El escenario productivo global del trigo también refleja dificultades en otros orígenes. En Alemania, las altas temperaturas obligaron a recortar la estimación de cosecha a 20,55 millones de toneladas, mientras que la entidad australiana GIWA redujo la previsión del país oceánico a 9,03 millones de toneladas a causa de la sequía. En el ámbito sudamericano, Brasil proyecta incrementar sus importaciones más de un 20% tras una reducción del área sembrada, en tanto que en la Argentina las hectáreas implantadas avanzan en buenas condiciones, aunque con cotizaciones locales que luchan por consolidarse sobre los 220 dólares por tonelada.

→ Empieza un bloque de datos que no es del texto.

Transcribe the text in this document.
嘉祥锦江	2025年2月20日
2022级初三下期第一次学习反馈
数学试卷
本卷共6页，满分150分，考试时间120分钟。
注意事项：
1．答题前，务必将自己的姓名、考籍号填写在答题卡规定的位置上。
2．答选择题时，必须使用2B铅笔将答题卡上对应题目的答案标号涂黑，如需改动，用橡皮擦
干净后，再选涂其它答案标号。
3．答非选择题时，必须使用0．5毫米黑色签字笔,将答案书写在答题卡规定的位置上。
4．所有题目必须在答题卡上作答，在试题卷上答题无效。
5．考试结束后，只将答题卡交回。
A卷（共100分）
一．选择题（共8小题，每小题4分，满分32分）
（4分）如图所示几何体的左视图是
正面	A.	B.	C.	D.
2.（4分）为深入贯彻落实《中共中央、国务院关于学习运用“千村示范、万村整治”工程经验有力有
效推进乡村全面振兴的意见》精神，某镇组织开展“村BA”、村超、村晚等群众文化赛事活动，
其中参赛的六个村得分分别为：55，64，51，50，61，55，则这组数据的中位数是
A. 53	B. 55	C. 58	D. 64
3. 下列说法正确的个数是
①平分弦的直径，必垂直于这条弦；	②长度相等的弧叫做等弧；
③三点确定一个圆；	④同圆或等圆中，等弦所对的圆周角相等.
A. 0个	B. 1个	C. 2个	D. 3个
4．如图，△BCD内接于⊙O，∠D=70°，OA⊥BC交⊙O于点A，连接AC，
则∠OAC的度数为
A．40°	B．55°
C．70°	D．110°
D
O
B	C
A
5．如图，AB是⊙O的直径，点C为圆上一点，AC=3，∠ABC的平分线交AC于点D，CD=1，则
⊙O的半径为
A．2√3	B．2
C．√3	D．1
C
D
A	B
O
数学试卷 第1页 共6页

Sorpresas del USDA y firmeza en el maíz
El reciente informe mensual del Departamento de Agricultura de los Estados Unidos (USDA) dejó un balance alcista para el maíz. A pesar de una reducción en los rendimientos promedio proyectados, la expansión del área sembrada incrementó levemente la producción final. Sin embargo, un repunte sustancial en la demanda exportadora determinó un recorte de 3,5 millones de toneladas en los stocks finales estadounidenses, ubicándose por debajo de las previsiones del mercado. A nivel internacional, las pérdidas por sequía en Francia —con la peor campaña desde 1980— y las restricciones de riego en México condicionan la oferta global, mientras que en Brasil el consumo interno absorberá un volumen mayor.
En el mercado local argentino, el avance de la cosecha de maíz registró un atraso de casi 18 puntos porcentuales respecto del año anterior, alcanzando el 77% de la superficie apta. Si bien la masa de camiones hacia los puertos de Rosario experimentó un incremento significativo superando las 3.000 unidades diarias, las condiciones climáticas y la amenaza de precipitaciones continúan demorando las labores en el campo.
Comportamiento de la soja y expectativas por el Crop Tour
En relación con el complejo sojero, el estado de las labores en Estados Unidos mostró cierta estabilidad, complementada por el regreso de China a la operatoria comercial. El gigante asiático concentró compras semanales por 1,5 millones de toneladas e impulsó nuevas operaciones a través de ventas fijadas bajo la modalidad flash. El ajuste del USDA elevó moderadamente el área sembrada e incrementó la molienda interna, dejando los stocks finales con variaciones mínimas.
La atención del sector durante los próximos días se centrará en el desarrollo del ProFarmer Crop Tour en Estados Unidos, relevamiento de campo que aportará estimaciones directas sobre los rendimientos en las principales zonas productoras. En el plano local, la comercialización de la oleaginosa mantiene un ritmo pausado a la espera de valores más atractivos en el disponible.